While food processors are using imported GM soybeans illegally and secretly in their raw material, crushing industries have started to produce and promote non-GM soybean oil because it carries a hefty premium, cutting into food processors’ supplies.

Very high-end non-GM soybean oil sells for 80 times the price of conventional soybean oil. The premium is usually not that large, Wang said, but it’s enough to drive demand for non-GM soybeans.

"If all domestic soybeans are used for food processing, crushing companies have to be totally dependent on imported soybeans," Xie said. "This may be good for Chinese farmers, as they may be able to decouple their soybean price from international market, and make a good profit of their soybeans."

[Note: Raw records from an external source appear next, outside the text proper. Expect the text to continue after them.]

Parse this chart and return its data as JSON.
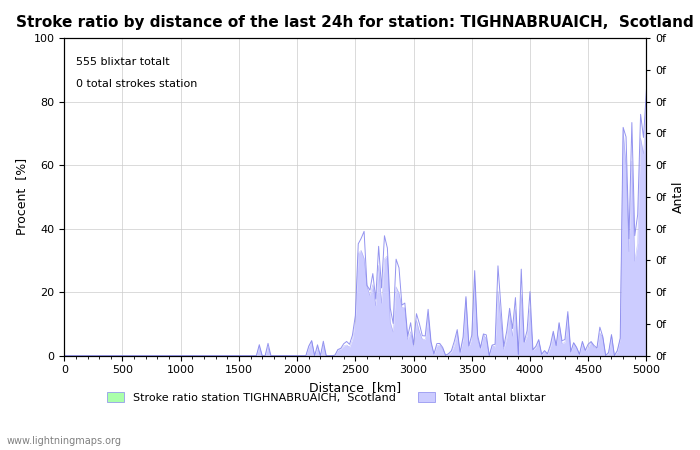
{
  "title": "Stroke ratio by distance of the last 24h for station: TIGHNABRUAICH,  Scotland",
  "xlabel": "Distance  [km]",
  "ylabel_left": "Procent  [%]",
  "ylabel_right": "Antal",
  "annotation_line1": "555 blixtar totalt",
  "annotation_line2": "0 total strokes station",
  "legend_label1": "Stroke ratio station TIGHNABRUAICH,  Scotland",
  "legend_label2": "Totalt antal blixtar",
  "watermark": "www.lightningmaps.org",
  "xlim": [
    0,
    5000
  ],
  "ylim": [
    0,
    100
  ],
  "right_ylim": [
    0,
    0
  ],
  "right_ytick_labels": [
    "0f",
    "0f",
    "0f",
    "0f",
    "0f",
    "0f",
    "0f",
    "0f",
    "0f",
    "0f",
    "0f"
  ],
  "line_color": "#8888ee",
  "fill_color_stroke": "#aaffaa",
  "fill_color_total": "#ccccff",
  "background_color": "#ffffff",
  "grid_color": "#cccccc",
  "title_fontsize": 11,
  "label_fontsize": 9,
  "tick_fontsize": 8,
  "seed": 42
}
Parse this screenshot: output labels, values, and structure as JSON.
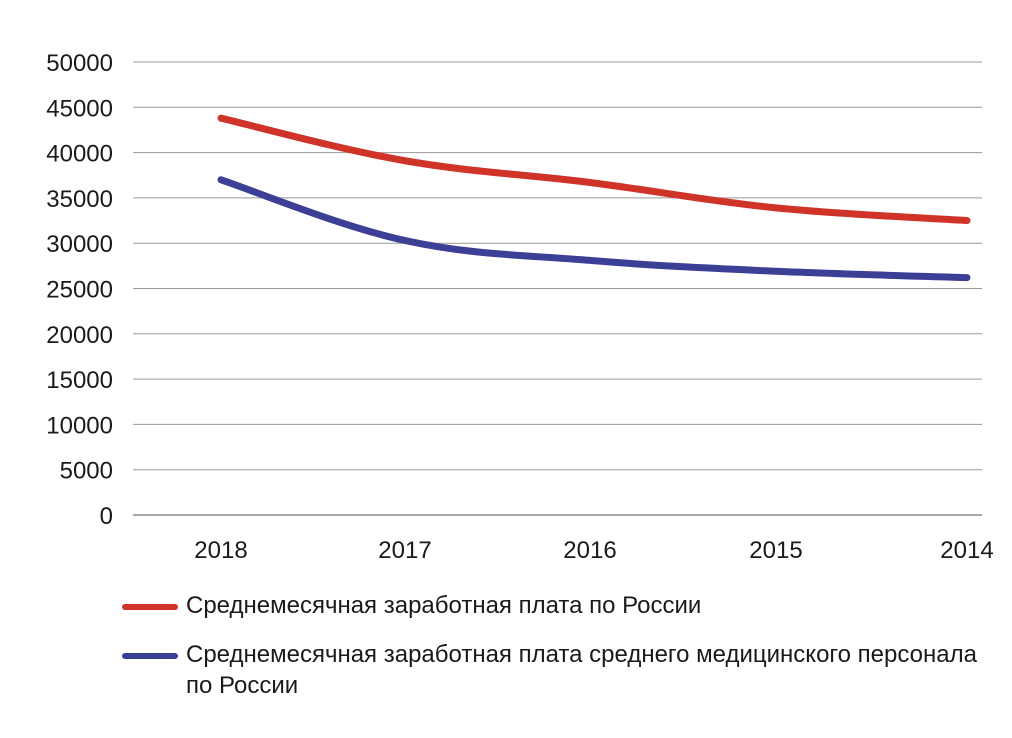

With crushers and food processors vying for the same small supply, it will eventually cause a shortage of non-GM soybeans in China, Xie said.

"It is not new for some of the food processors to use imported GMO soybean in their production, though it is illegal," said Xiaoping Zhang, director of the U.S. Soybean Export Council in Beijing. "If the government enforces the practice of the GMO regulation, there will be more import demand for non-GMO soybeans in China, both for food processing and crushing."